Depuis La nuit des prolétaires de Jacques Rancière (Fayard, 2012, 1ère éd. 1981) et les publications se réclamant de la littérature prolétarienne, on attendait un éventuel prolongement, tout en pensant à tort que la verve et le filon s’étaient épuisés à mesure de l’effritement de la classe ouvrière. Avec la parution d’Écrire sa vie, devenir auteur. Le témoignage ouvrier depuis 1945, d’Éliane Le Port, reviennent à vif et au tranchant ces plumes acérées aux cris de la souffrance au travail, plongées dans l’énergie suscitée par les luttes collectives, taillées pour témoigner que les ouvriers pensent, écrivent, et, par ce geste de l’écriture, s’émancipent. Ce livre d’une foisonnante richesse documentaire dessine la construction progressive de la figure composite de l’écrivain-ouvrier, assemblage inusité pour qui réserve la qualité d’écrivain à celles et ceux qui ont reçu l’estampille du monde littéraire.
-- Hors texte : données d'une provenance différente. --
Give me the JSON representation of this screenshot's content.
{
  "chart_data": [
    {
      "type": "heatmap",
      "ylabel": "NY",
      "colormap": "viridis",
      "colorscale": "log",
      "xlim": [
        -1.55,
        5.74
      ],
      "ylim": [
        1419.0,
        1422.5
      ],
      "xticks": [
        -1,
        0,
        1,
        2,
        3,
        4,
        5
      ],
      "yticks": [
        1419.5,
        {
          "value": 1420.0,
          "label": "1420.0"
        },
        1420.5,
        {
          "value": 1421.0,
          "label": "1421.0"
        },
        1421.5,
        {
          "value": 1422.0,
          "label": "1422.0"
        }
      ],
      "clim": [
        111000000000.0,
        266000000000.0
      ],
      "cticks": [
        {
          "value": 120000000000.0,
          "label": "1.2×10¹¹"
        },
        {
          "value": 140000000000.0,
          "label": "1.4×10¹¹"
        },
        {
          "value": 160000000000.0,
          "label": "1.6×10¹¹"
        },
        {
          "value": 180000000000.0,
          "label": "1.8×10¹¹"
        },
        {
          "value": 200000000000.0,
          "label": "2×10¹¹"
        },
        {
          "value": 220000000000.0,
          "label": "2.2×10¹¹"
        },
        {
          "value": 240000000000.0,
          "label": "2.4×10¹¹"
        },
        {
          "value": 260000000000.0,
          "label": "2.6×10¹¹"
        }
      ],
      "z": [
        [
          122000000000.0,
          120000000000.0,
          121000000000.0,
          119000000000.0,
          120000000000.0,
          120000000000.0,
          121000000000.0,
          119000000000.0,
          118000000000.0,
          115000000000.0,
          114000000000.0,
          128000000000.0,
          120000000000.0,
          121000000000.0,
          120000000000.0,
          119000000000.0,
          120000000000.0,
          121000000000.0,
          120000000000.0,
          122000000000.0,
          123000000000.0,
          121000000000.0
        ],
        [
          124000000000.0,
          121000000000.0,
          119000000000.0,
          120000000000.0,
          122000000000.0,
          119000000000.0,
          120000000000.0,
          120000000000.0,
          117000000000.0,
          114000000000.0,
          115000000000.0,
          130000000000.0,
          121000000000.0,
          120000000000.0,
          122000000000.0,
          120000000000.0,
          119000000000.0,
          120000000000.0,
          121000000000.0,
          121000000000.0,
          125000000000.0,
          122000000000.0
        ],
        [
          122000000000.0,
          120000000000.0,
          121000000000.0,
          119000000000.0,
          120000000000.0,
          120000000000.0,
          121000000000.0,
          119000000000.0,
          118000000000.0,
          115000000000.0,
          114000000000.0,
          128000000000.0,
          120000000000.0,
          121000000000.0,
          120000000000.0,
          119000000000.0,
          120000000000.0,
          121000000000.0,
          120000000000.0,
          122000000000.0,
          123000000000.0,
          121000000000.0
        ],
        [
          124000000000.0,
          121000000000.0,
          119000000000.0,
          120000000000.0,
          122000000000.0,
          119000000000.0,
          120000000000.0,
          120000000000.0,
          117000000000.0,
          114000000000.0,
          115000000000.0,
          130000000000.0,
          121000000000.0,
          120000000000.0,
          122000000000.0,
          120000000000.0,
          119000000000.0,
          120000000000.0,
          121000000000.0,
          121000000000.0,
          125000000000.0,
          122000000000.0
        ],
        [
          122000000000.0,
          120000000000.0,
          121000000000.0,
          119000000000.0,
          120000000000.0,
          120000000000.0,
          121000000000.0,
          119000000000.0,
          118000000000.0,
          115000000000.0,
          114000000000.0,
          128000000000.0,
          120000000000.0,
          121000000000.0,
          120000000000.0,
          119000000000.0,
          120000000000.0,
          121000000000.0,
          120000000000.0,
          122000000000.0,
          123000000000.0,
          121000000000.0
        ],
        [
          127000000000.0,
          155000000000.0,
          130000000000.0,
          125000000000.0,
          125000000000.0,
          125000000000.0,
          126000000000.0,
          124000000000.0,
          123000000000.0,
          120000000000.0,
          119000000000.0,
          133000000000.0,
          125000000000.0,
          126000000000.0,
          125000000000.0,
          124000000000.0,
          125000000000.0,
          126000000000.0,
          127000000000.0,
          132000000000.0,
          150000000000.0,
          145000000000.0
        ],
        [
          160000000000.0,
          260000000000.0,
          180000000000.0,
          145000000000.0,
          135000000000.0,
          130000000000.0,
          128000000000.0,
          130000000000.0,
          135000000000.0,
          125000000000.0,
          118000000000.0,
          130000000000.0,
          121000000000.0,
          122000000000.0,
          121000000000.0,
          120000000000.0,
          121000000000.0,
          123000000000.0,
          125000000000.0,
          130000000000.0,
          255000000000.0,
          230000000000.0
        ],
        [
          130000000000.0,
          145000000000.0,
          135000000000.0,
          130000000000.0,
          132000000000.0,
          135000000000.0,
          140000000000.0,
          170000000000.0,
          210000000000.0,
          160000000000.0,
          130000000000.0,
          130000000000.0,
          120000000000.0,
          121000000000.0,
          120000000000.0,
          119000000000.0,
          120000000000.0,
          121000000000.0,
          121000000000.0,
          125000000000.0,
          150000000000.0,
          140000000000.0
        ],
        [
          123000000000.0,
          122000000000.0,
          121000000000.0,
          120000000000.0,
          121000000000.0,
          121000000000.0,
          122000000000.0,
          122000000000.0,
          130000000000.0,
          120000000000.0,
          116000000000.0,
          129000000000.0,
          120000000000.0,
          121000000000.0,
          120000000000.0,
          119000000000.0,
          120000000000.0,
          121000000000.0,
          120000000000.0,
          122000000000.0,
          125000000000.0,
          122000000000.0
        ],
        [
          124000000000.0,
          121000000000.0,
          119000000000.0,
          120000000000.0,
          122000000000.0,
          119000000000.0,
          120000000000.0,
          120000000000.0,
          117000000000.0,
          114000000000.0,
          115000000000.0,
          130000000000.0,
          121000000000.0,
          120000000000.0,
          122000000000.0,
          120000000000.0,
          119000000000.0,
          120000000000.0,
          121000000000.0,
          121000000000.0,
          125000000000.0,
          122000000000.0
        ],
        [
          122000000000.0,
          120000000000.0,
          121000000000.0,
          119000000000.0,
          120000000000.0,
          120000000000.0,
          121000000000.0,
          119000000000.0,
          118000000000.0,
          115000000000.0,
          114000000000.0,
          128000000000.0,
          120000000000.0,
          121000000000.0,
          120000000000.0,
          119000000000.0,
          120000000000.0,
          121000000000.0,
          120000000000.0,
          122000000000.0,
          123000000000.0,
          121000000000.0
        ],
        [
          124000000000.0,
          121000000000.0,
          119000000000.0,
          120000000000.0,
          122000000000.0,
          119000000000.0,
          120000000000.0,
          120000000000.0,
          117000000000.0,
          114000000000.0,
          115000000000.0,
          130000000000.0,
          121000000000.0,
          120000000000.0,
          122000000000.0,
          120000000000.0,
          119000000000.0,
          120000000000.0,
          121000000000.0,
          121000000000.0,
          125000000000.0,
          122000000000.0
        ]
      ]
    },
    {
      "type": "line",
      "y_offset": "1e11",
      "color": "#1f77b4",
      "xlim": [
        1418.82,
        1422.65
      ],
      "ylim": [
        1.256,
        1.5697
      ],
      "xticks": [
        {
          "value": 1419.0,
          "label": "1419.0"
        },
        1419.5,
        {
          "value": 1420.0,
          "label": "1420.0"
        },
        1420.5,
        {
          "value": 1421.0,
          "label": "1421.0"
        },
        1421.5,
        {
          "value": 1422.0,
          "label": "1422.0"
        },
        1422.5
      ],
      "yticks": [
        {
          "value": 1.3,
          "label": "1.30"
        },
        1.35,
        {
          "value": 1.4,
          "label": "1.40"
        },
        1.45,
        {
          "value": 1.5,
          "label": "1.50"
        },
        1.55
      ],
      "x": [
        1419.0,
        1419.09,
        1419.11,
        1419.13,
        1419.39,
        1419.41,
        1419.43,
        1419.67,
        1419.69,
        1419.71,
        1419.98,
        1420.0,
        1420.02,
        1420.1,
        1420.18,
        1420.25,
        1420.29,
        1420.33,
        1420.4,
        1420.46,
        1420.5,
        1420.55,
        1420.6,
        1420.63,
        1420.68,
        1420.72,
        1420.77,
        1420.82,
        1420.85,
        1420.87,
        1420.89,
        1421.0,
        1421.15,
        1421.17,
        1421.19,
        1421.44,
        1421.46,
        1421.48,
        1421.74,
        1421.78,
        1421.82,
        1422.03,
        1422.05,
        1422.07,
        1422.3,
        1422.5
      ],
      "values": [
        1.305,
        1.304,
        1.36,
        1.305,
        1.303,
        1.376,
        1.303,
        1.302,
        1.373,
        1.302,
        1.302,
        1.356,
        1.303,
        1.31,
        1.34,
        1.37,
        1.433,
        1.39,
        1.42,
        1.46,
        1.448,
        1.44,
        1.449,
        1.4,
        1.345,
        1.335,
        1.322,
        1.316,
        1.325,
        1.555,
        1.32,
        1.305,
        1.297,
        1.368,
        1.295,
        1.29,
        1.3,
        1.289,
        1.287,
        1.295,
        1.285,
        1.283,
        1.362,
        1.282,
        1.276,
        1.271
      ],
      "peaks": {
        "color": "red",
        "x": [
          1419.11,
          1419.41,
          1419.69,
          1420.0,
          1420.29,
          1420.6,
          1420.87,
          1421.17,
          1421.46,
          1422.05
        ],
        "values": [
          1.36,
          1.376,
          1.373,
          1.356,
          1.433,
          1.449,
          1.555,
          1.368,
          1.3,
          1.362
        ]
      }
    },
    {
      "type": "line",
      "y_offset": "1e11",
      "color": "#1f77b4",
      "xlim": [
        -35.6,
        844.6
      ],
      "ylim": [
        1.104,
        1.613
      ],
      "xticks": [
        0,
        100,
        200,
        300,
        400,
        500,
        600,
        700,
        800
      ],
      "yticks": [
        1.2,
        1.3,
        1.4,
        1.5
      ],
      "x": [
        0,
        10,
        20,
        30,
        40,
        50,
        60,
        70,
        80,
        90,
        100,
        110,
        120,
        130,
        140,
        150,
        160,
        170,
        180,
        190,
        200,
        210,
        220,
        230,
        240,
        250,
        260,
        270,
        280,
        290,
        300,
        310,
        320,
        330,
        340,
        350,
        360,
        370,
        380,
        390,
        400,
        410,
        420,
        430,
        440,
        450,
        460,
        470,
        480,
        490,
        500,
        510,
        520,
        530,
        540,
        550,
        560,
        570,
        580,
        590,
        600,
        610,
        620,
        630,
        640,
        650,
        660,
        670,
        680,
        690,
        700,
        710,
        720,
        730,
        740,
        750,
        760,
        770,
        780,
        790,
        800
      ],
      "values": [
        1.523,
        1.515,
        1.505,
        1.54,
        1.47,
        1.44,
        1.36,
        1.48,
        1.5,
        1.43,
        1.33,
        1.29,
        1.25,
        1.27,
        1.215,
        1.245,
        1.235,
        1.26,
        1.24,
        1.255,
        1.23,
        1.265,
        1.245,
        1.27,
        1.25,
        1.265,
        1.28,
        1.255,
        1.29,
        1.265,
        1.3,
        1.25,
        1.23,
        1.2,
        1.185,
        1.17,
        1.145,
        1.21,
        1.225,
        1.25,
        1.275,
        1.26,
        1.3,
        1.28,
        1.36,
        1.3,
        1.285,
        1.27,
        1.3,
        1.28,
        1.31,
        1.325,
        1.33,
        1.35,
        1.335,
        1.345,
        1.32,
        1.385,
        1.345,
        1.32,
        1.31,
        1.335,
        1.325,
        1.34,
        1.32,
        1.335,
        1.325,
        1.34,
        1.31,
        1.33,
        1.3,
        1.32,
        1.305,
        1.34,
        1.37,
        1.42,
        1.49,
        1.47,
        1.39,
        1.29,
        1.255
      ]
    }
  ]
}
Éliane Le Port, Écrire sa vie, devenir auteur. Le témoignage ouvrier depuis 1945. EHESS, coll. « En temps & lieux », 304 p., 23 €
La prouesse d’Éliane le Port est de ne jamais dériver de la logique qu’elle s’est donnée : mettre l’accent sur le « devenir auteur », et corrélativement porter au jour le traitement littéraire de la vie ouvrière par ceux-là mêmes qui l’ont vécue. Dès lors, elle dessine un univers contextualisé permettant de saisir les relations entre écrivains-ouvriers, syndicats, partis politiques, fractions d’intellectuels, revues, maisons d’édition qui éclairent la façon dont certains écrivains parviennent à publier quand d’autres le font à compte d’auteur ou s’auto-éditent.
Ce sous-champ de la littérature est en outre historicisé avec une césure entre les années 1945-1970 et les suivantes pendant lesquelles s’intensifient les fermetures d’usines et les déclassements professionnels, suscitant une « écriture de la désindustrialisation ». Loin d’être homogène, l’espace des écritures ouvrières est composé d’une pluralité de logiques, de trajectoires, de témoignages en première personne ou au nom d’un « nous » collectif, de recours à différents genres littéraires que l’ampleur du dispositif d’enquête (150 auteurs et autrices, 20 entretiens, 21 secteurs professionnels) permet de saisir avec minutie et nuance.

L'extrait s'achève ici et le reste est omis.